Executive summary

Applications with language models create a security surface that is different from traditional web flows. The risk is not only in the user's message. It appears in the combination of system instructions, retrieved context, tools, memory, permissions, sensitive data and generated output.

The model should be treated as a non-deterministic component surrounded by deterministic controls. Guardrails are not just text filters; they are decision layers around input, context, tool calls and output.

Trust boundaries

A model flow mixes sources with different trust levels. System instructions are controlled by the application. User input is untrusted. Retrieved documents have variable trust and must be treated as data, not commands. The model output is derived and must be validated before sensitive effects occur.

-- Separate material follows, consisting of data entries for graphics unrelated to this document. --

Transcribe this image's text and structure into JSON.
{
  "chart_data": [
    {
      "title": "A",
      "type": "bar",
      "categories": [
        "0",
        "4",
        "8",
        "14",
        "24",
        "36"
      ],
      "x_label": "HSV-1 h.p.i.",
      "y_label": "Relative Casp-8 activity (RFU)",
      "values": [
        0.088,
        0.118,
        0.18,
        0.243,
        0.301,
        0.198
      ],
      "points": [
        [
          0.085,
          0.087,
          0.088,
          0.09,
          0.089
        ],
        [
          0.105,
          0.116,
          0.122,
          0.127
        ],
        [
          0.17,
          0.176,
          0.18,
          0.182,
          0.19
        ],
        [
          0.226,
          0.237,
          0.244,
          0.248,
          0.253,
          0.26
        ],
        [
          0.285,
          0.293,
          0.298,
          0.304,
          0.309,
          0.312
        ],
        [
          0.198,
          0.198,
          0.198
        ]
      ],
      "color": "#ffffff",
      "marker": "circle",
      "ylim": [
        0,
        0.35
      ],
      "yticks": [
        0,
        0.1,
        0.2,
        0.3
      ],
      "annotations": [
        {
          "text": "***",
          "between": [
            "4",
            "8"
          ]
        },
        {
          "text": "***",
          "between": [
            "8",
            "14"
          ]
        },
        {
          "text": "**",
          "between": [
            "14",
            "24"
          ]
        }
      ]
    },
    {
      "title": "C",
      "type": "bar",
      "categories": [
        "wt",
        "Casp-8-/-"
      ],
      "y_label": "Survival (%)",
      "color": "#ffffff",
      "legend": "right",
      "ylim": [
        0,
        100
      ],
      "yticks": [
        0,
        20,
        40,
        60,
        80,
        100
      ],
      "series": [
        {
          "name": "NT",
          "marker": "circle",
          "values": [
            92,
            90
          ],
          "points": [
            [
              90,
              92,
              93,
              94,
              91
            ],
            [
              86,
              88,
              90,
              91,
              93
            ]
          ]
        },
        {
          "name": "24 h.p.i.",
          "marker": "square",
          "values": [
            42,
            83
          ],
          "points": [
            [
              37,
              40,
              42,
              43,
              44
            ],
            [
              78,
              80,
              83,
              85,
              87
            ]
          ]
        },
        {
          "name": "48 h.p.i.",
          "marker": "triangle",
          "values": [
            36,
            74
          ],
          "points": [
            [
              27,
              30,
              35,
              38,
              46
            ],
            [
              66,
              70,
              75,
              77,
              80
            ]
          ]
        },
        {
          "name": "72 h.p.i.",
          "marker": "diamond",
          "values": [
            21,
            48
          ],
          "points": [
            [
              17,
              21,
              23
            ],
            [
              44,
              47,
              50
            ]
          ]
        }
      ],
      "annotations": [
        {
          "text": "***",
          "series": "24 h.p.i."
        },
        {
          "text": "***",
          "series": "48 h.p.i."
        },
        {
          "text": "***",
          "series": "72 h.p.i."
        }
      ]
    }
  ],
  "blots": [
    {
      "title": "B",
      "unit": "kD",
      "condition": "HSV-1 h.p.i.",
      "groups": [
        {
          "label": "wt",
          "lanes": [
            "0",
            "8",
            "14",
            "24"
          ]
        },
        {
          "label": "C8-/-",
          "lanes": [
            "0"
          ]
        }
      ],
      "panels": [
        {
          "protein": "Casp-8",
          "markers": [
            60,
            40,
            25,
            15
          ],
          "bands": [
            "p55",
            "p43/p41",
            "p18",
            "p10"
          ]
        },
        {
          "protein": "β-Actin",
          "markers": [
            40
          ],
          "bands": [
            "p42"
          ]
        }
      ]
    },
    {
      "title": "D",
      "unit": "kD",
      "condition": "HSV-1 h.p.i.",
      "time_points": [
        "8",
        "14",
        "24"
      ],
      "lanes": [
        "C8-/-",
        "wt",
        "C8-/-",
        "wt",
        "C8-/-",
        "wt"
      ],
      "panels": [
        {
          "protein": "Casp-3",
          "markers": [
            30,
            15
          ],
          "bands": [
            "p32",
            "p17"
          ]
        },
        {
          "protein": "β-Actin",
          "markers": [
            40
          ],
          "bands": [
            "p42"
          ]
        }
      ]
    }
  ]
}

  • Do not allow retrieved content to redefine policy.
  • Do not allow user text to override system rules.
  • Do not send data to the model before authorization.
  • Do not execute tool calls without deterministic policy checks.

Testing LLM flows

Testing an LLM application requires looking beyond the final answer. The flow must be validated from input to tool execution, including retrieved context, memory, authorization and structured output.

  • Insert adversarial instructions into retrieved documents and verify isolation.
  • Request data from another tenant and confirm the block happens before the model.
  • Propose a tool call outside the user's scope.
  • Generate invalid structured output and verify rejection.
  • Confirm memory scope and expiration.
  • Review logs for auditability without exposing sensitive data.

Tools need their own policy

When a model calls a tool, conversation becomes execution. Authorization must happen outside the model with deterministic rules. The model may propose an action; the application decides whether the user, tenant, resource and state allow that action.

This separation prevents well-written instructions from becoming operational privilege.

Memory and retention

Memory improves experience but increases risk. It must have scope, retention and sensitivity classification. Data from one tenant cannot influence another. Sensitive information should not be persisted unless necessary and governed.

Conclusion

Security for LLMs is architecture around the model. Input, context, tools, memory and output need boundaries, authorization, validation and audit. The model can interpret language, but the application must remain responsible for data and actions.